The Labour Party’s origins are as rural as they are urban. Industrialisation and enclosure drove people from the land, and villagers and city-dwellers alike formed the labour movement together to defend their dignity and livelihood but despite Labour’s strong performance at the last election, it risks becoming electorally and culturally adrift in rural areas.

Young people, especially graduates, are leaving rural areas for cities in search of economic opportunities. Yet our research shows that people enjoy living in rural areas and have little desire to leave them, while many people living in urban areas harbour a desire to move somewhere more rural. As a consequence, ageing rural communities are becoming culturally and economically adrift from the wealthy, liberal cities which receive disproportionate policy attention and funding.

Consequently, Labour should pursue an economic strategy that delivers for rural areas and helps overcome the cultural and economic divisions in society. This would focus on enabling rural people to find economic success and social status close to home, without having to move to a big city.

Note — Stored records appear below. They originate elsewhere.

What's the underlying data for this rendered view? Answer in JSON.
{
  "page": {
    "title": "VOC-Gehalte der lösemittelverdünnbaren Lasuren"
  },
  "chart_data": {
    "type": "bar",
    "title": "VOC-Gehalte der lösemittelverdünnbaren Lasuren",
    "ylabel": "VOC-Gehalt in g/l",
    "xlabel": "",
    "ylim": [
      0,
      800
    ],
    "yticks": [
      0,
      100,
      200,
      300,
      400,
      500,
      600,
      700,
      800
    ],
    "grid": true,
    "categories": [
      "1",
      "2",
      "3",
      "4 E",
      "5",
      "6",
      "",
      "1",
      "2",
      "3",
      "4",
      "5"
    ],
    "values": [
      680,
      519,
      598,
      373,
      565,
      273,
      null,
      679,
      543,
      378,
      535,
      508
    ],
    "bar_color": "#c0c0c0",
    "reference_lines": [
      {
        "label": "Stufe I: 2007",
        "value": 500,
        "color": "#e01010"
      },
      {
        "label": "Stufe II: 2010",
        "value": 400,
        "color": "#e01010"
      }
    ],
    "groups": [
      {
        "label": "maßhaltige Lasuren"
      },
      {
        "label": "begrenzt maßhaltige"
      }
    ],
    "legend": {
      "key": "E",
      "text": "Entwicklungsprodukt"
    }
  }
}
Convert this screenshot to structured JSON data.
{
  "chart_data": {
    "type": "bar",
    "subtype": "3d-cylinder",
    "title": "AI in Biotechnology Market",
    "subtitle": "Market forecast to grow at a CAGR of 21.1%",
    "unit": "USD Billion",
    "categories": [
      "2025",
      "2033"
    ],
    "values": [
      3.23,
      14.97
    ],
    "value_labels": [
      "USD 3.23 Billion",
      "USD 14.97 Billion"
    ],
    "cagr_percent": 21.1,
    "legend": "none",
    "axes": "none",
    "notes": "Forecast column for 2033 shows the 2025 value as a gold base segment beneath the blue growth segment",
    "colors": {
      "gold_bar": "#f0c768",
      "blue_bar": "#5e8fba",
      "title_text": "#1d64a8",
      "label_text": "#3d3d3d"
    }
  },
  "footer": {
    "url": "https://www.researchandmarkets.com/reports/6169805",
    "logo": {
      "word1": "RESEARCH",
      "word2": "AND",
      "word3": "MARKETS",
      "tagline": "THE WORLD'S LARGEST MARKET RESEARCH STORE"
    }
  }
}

Labour must learn to speak in the language and to the priorities of rural England and Wales. It can do this by supporting local Labour parties to develop a long-term community organising approach that can rectify the inherent difficulties involved with canvassing in rural areas

The strategy should consist of:

  1. A place-based industrial strategy to rebalance the economy:
    • support for small-scale enterprise and manufacturing
    • place-based investment
    • support for technical education
  2. Better rural transport:
    • the restoration of the rural bus routes lost since 2010 and the municipalisation of bus services
    • reviewing the effects of the Beeching cuts to rural train services
  3. Local, affordable and attractive housing:
    • democratic local involvement in planning
    • affordable and social housing to meet local need
    • small-scale development on disused plots of land
    • architectural form that fits the environment
    • a fairer taxation policy
  4. A post-Brexit agricultural settlement:
    • a new support system that values the labour that sustains our countryside, rebalanced towards small-scale and marginal farms as well as the provision of public goods.

If the Labour Party forms the next government they should adhere to the strategies laid out by David Drew and the Fabian Society, increasing the supply of wholesome food home-grown by fairly paid famers and enabling other rural people to stay and find economic success close to home.